Bu yardım meselesine gelince, çevre sakinleri bu konuda göstericilere hayli sahip çıkıyor. Örneğin Beşiktaş’ta polisin yoğun saldırısı sonrası Barbaros Bulvarı’na doğru kaçan insanlara bina kapısını açan da oldu, balkondan limon atan da. ‘Son durum nedir, bir ihtiyacınız var mı?’ diye soran da var, ‘Allah yardımcınız olsun gençler, aman dikkat edin’ diyerek moral veren de. Yine Beşiktaş’ta polis aralıksız biber gazı atarak kitleyi dağıtmak isterken balkonlardan çalınan tencere tavalar, yoldaki insanlara adeta moral verdi ve biraz ilerde toplanıp tekrar barikata doğru ilerlendi.
Gece 3 gibi yapılan polis saldırısı sonrası ara sokaklara sığındığımızda karşılaştığımız gençlere şaka yollu “Bu saatte ne işiniz var dışarıda? Siz ne istiyorsunuz?” diye sorduğumuzda bir azarlanmadığımız kaldı. Kısa bir sessizlikten sonra konuşmaya başlayan bir genç olayların ikinci gününü kastederek “Ben işyerimde oturuyordum. Hiçbir şeyden haberim yok. İşten çıkıp Taksime geldiğimde olan vahşeti gördüm, burada olmam gerektiğine karar verdim” diyor. Sonra da diğer arkadaşlarını ikna etmiş ve Taksim kazanıldıktan sonra Beşiktaş Meydanına çatışmaya gelmiş.

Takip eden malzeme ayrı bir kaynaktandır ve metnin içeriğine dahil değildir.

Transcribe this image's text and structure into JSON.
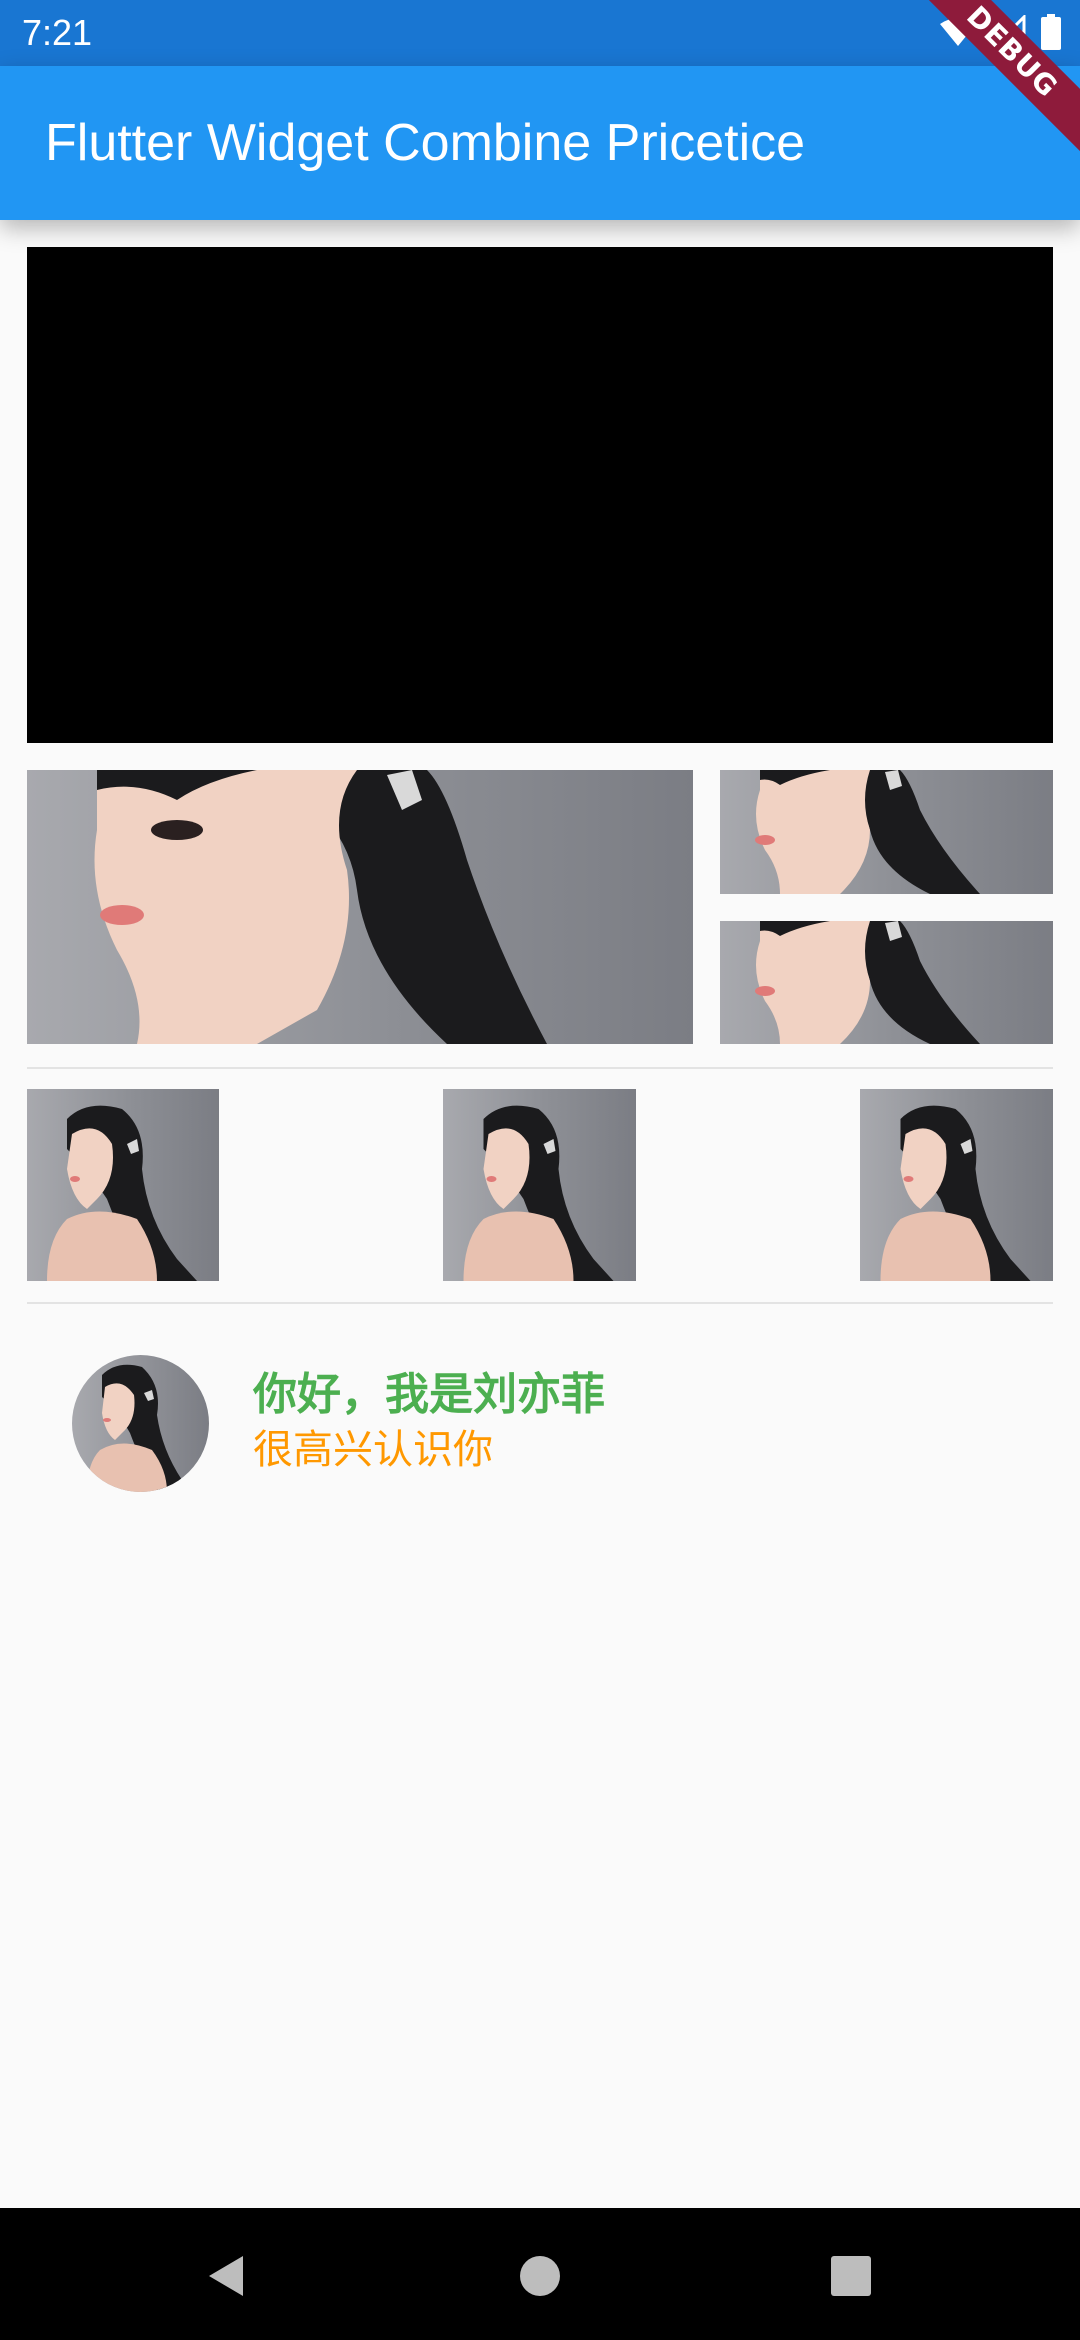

Hem Beşiktaş hem de İstiklal Caddesinin tüm duvarlarına tepkiler yazılmış. Fiiller burada yazamayacağımız kadar ağır olsa da öznenin Başbakan Tayyip Erdoğan olduğunu belirtelim.
Tünelden Taksim Meydana çıkana kadar ‘Çare Drogba’, ‘En az üç kırmızı’, ‘Bizden 3 tane daha istediğine emin misin?’, ‘Bu gaz çok güzel dostum’ gibi insanı gülümseten yazılamalar ise hayli fazla. Göstericilerin bir gözü barikatta polisi yoklarken bir gözü de twitter ve facebookta, diğer il ve ilçelerdeki gelişmeleri takip ediyor. Çevredeki birçok mekan da sabaha kadar kapılarını açık tutarak gelenlere hem ücretsiz yeme-içme hem de sağlık hizmeti sunuyor.
Gece ne oluyor diye turlarken İnönü Stadının oradan Taksime çıkan gençlerle karşılaşıyoruz. ‘Aşağıda durum ne?’ sorumuza ‘Kaybettik’ diye yanıt veriyorlar. Sadece onlar için değil, gösteriye katılan herkes de aslında aynı duygu var: Polisin olduğu ve halkın giremediği her yer kazanılmamış demektir. Devam eden sohbetimizde ‘Kim çağırdı sizi buraya, niye geldiniz?’ diye yekten soruyoruz. Cevap net: ‘Tayyip’in gitmesini istiyoruz.’ 7-8 kişilik gurubun içinde fanatik Beşiktaşlı ve Galatasaraylı taraftarlar da var CHP’li de. Örgütlü bir şekilde orada olmanın önemli olduğunu söylüyorlar ama peşinden ekliyorlar, ‘Burada bir halk hareketi var, kimi örgütlerin buraya gelip de sadece kendileri burayı kazanmış gibi davranmasını istemiyoruz.”
Direnişin başladığı ilk günden bu yana parktayız. Son müdahalenin olduğu Cuma sabahı saat 4 gibi Anti-Kapitalist Müslümanların ‘Tekbir! Allah, ekmek, özgürlük!’ sloganıyla –alışkın olmadığım için olsa gerek- aniden yerinden kalkan biriyim. Sonrasında ‘Faşizme karşı omuz omuza’ ve ‘Hükümet istifa’ sloganlarını çok farklı kesimlerden insanların birlikte attığına şahit oldum. İnsanların sabahın beşinde parkta, İstiklalde, Sıraselviler Caddesinde elbirliğiyle çöp topladığını gördüm. Ve bunları gören herkes gibi inançlı ama merakla kendime ve çevreme soruyorum: Şimdi ne olacak? Barikatlarda biraz da bu soru konuşuluyor.